Every table, as I have written, was occupied this evening in both the stages of the restaurant. There are two circular lines of tables above, one close to the railings, one against the walls, and the people who sat at them belonged to all the various grades of respectable London. At the table by the wall level with mine were a young man and a pretty girl. He was smoking a cigarette, she was drinking a cup of coffee, and they were evidently obtaining their evening's entertainment in listening to the music. At the table beyond them were a little lady whom I include amongst my pleasant acquaintances, her husband and a friend. Four men, in dinner jackets and black ties, were at the table beyond them, and then other couples, young and old, and other little parties of three and four. Here and there were people, like myself, dressed to go to a theatre; but the Maxim is in the land of Bohemia, where there are no customs as to wearing clothes of ceremony. What chiefly struck me as to the diners at the Maxim was that they were all enjoying to the uttermost their half-crown's worth of dinner and music. There were smiling faces at all the tables, and the applause at the conclusion of each item of the band programme was very enthusiastic. The eating of satisfactory food and the drinking of sound wine are not the only dining pleasures that make glad the heart of an epicure, and to be amongst people who are enjoying themselves thoroughly is a delight that cannot be written down on a menu or contained between the covers of a wine list.
To come to the important matter of the dinner I ate at the Maxim, the crème gentilhomme, a thick green soup, flavoured, I fancy, with spinach, was excellent, and there was no fault to find with the fish and its pink accompaniment of tomatoes and shrimps. When I came to the next course a strange thing happened. I had noticed, and appreciated as a special personal compliment, the presence of a jar of caviare amongst the hors d'œuvres; but when, instead of pré-salé mutton, a tender tournedos of beef was put before me, a great fear came upon me that I was eating somebody else's specially ordered dinner, perhaps that of the manager himself. On consideration, when a plump roast chicken was brought me instead of a portion of the bird en casserole, I came to the conclusion that the manager had conspired with the cook to give me more than my half-crown's worth of food, and when a noble bowl of fraises Melba was placed before me instead of the small glacé Chantilly I felt sure that I had been put on the "most-favoured nation" basis. But this overkindness was not needed, for, watching my neighbours, I saw that the mutton they ate looked toothsome; I would just as soon have been served my wing of a chicken from a white-metal casserole as from a plate, and I am quite sure that the temptation to eat too many strawberries and ice brought me near the deadly sin of greediness.

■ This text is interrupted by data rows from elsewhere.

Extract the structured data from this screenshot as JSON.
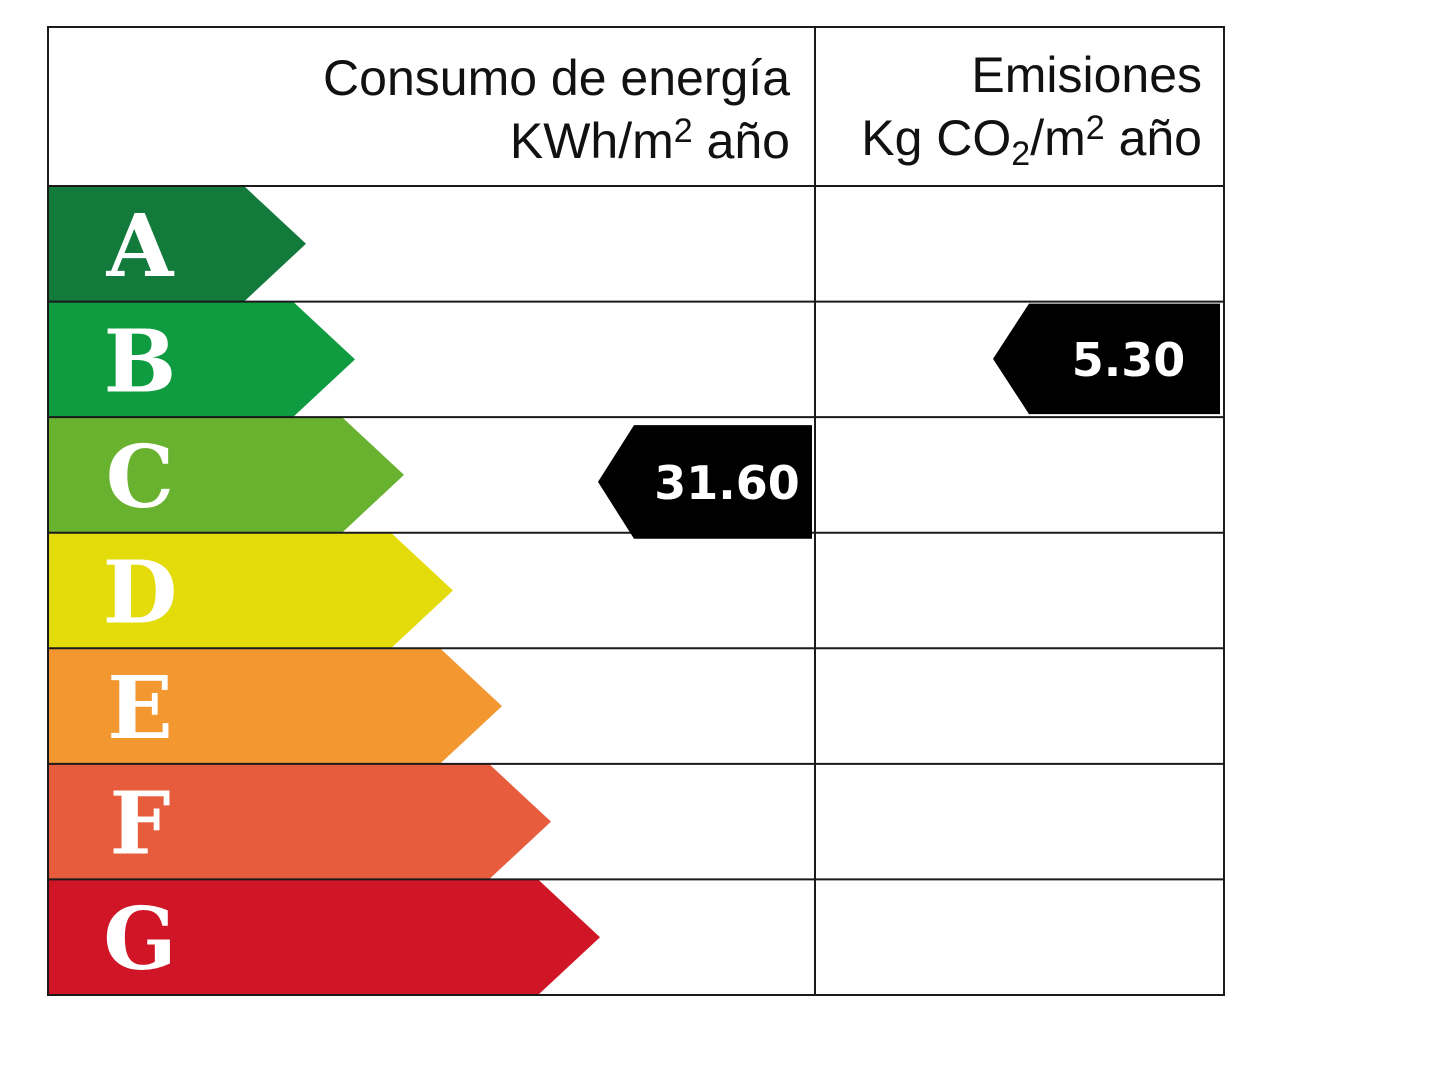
{
  "chart_data": {
    "type": "table",
    "columns": [
      {
        "title_line1": "Consumo de energía",
        "title_line2_prefix": "KWh/m",
        "title_line2_sup": "2",
        "title_line2_suffix": " año"
      },
      {
        "title_line1": "Emisiones",
        "title_line2_prefix": "Kg CO",
        "title_line2_sub": "2",
        "title_line2_mid": "/m",
        "title_line2_sup": "2",
        "title_line2_suffix": " año"
      }
    ],
    "ratings": [
      {
        "letter": "A",
        "color": "#127a3b"
      },
      {
        "letter": "B",
        "color": "#0f9b40"
      },
      {
        "letter": "C",
        "color": "#69b22f"
      },
      {
        "letter": "D",
        "color": "#e4dc0a"
      },
      {
        "letter": "E",
        "color": "#f39731"
      },
      {
        "letter": "F",
        "color": "#e85c3e"
      },
      {
        "letter": "G",
        "color": "#cf1526"
      }
    ],
    "indicators": [
      {
        "column": 0,
        "rating": "C",
        "value": "31.60"
      },
      {
        "column": 1,
        "rating": "B",
        "value": "5.30"
      }
    ]
  }
}
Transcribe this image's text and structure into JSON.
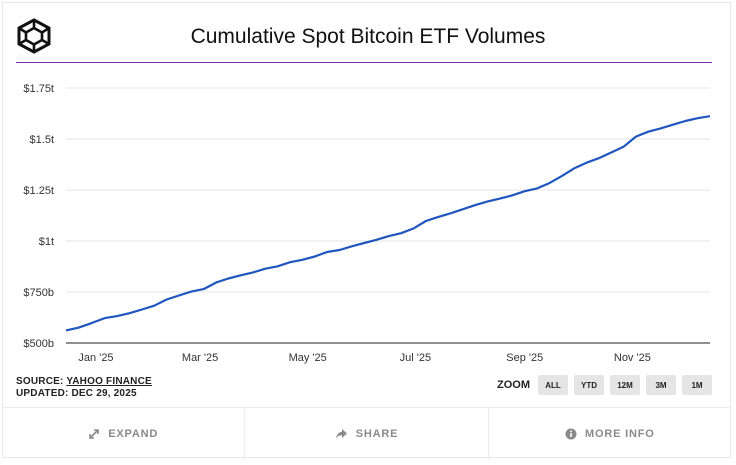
{
  "header": {
    "logo_icon": "cube-logo-icon",
    "title": "Cumulative Spot Bitcoin ETF Volumes",
    "accent_color": "#7b2fa3"
  },
  "chart_data": {
    "type": "line",
    "title": "Cumulative Spot Bitcoin ETF Volumes",
    "xlabel": "",
    "ylabel": "",
    "x_tick_labels": [
      "Jan '25",
      "Mar '25",
      "May '25",
      "Jul '25",
      "Sep '25",
      "Nov '25"
    ],
    "y_tick_labels": [
      "$500b",
      "$750b",
      "$1t",
      "$1.25t",
      "$1.5t",
      "$1.75t"
    ],
    "y_ticks": [
      500,
      750,
      1000,
      1250,
      1500,
      1750
    ],
    "ylim": [
      500,
      1750
    ],
    "y_unit": "billions USD",
    "xlim": [
      "2024-12-29",
      "2025-12-29"
    ],
    "grid": true,
    "line_color": "#1f56c0",
    "series": [
      {
        "name": "",
        "points": [
          [
            "2024-12-29",
            562
          ],
          [
            "2025-01-05",
            575
          ],
          [
            "2025-01-12",
            596
          ],
          [
            "2025-01-20",
            622
          ],
          [
            "2025-01-27",
            632
          ],
          [
            "2025-02-03",
            646
          ],
          [
            "2025-02-10",
            664
          ],
          [
            "2025-02-17",
            683
          ],
          [
            "2025-02-24",
            713
          ],
          [
            "2025-03-03",
            733
          ],
          [
            "2025-03-10",
            752
          ],
          [
            "2025-03-17",
            764
          ],
          [
            "2025-03-24",
            796
          ],
          [
            "2025-03-31",
            816
          ],
          [
            "2025-04-07",
            832
          ],
          [
            "2025-04-14",
            846
          ],
          [
            "2025-04-21",
            864
          ],
          [
            "2025-04-28",
            876
          ],
          [
            "2025-05-05",
            896
          ],
          [
            "2025-05-12",
            908
          ],
          [
            "2025-05-19",
            924
          ],
          [
            "2025-05-26",
            946
          ],
          [
            "2025-06-02",
            956
          ],
          [
            "2025-06-09",
            974
          ],
          [
            "2025-06-16",
            990
          ],
          [
            "2025-06-23",
            1006
          ],
          [
            "2025-06-30",
            1024
          ],
          [
            "2025-07-07",
            1038
          ],
          [
            "2025-07-14",
            1062
          ],
          [
            "2025-07-21",
            1098
          ],
          [
            "2025-07-28",
            1118
          ],
          [
            "2025-08-04",
            1136
          ],
          [
            "2025-08-11",
            1156
          ],
          [
            "2025-08-18",
            1176
          ],
          [
            "2025-08-25",
            1194
          ],
          [
            "2025-09-01",
            1208
          ],
          [
            "2025-09-08",
            1224
          ],
          [
            "2025-09-15",
            1244
          ],
          [
            "2025-09-22",
            1258
          ],
          [
            "2025-09-29",
            1284
          ],
          [
            "2025-10-06",
            1318
          ],
          [
            "2025-10-13",
            1356
          ],
          [
            "2025-10-20",
            1384
          ],
          [
            "2025-10-27",
            1406
          ],
          [
            "2025-11-03",
            1434
          ],
          [
            "2025-11-10",
            1462
          ],
          [
            "2025-11-17",
            1512
          ],
          [
            "2025-11-24",
            1536
          ],
          [
            "2025-12-01",
            1552
          ],
          [
            "2025-12-08",
            1570
          ],
          [
            "2025-12-15",
            1588
          ],
          [
            "2025-12-22",
            1602
          ],
          [
            "2025-12-29",
            1612
          ]
        ]
      }
    ]
  },
  "meta": {
    "source_prefix": "SOURCE: ",
    "source_name": "YAHOO FINANCE",
    "updated": "UPDATED: DEC 29, 2025"
  },
  "zoom": {
    "label": "ZOOM",
    "options": [
      "ALL",
      "YTD",
      "12M",
      "3M",
      "1M"
    ]
  },
  "footer": {
    "expand": {
      "label": "EXPAND",
      "icon": "expand-arrows-icon"
    },
    "share": {
      "label": "SHARE",
      "icon": "share-arrow-icon"
    },
    "more_info": {
      "label": "MORE INFO",
      "icon": "info-circle-icon"
    }
  }
}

To anyone making a dining tour of the restaurants of London, I commend the Maxim Restaurant as a bright and cheerful place, in a neighbourhood where brightness is not the rule, where good-tempered, pleasant diners appreciate the food and the music they get for their half-crowns.
[XLVII]
BIRCH'S
No. 15 Cornhill, which dates back to about 1700, is a little slip of a building, old-fashioned in appearance and tall in comparison to its breadth, its ground area being just fifteen feet by thirty. This is Birch's, the famous little pastry-cook's shop, which for years almost unnumbered has supplied the Lord Mayor's Mansion House banquets and the great feasts at the Guildhall.

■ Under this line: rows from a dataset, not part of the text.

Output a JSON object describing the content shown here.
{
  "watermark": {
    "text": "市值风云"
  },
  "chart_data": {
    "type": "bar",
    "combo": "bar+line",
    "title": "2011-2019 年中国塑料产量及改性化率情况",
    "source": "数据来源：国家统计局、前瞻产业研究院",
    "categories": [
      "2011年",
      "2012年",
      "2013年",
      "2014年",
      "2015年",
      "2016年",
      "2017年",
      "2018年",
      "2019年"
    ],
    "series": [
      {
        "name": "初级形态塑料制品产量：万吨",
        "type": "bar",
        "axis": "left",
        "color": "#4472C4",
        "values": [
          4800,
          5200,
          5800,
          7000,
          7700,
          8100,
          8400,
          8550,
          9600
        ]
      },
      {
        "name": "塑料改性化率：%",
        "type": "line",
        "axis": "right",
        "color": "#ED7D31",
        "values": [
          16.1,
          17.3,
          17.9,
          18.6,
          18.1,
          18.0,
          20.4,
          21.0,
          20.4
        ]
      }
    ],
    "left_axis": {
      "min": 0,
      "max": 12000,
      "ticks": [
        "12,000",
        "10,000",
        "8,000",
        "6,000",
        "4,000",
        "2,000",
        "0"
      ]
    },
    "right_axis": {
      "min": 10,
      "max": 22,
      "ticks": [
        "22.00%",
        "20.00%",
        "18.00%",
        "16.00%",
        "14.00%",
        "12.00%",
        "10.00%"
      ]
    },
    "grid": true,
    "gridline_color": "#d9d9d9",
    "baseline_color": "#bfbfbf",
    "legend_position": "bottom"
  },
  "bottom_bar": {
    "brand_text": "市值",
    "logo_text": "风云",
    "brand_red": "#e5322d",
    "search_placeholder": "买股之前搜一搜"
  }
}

Its ground floor has an old-fashioned carved front with three windows with little panes, one of ground glass in the centre of each window setting forth that soups, ices and wine are to be obtained within. The woodwork of the front is curiously carved, the carving having reappeared in recent years, when coat after coat of paint was taken off, a section of the various layers being of as many colours as a Neapolitan ice. The double door of the little shop, unusual in shape, also has glass panels. There used to be on the woodwork of the door an old brass plate on which, in letters almost worn out by constant rubbing, the name of the proprietor was given as Birch, late Hornton. But some young bloods one night screwed this off and it has disappeared. Through the glass windows can be seen many wedding cakes, biscuits in tall glass cylinders and a royal crown which was probably part of the table decorations at some great feast.
The little shop has an atmosphere of its own. Directly one goes into it one smells the good scent of turtle soup and Old Madeira, with an added aroma of puff pastry. The shop is divided into two parts by an open screen, and a counter runs its full length. There are old black bottles in glass cupboards, and decanters on shelves, and an old clock. The floor is saw-dusted, and men in white aprons bustle about attending to the wants of the customers. Tray after tray of pastry of all kinds is put on the counter and cleared within a few minutes of their appearance. Dignified City men, plate in hand, jostle each other to get a first chance at the macaroons, to obtain a still smoking bun, or a three-cornered puff fresh from the oven. Plates of sandwiches are put before customers to disappear with great rapidity. Whiskies and sodas, glasses of Old Madeira or Port or East Indian Sherry seem to be the favourite drinks. When a customer has eaten all he wants and drunk all he wants, he tells an amiable lady in black what he has taken, and she, being a lightning calculator, tells him in reply what he has to pay.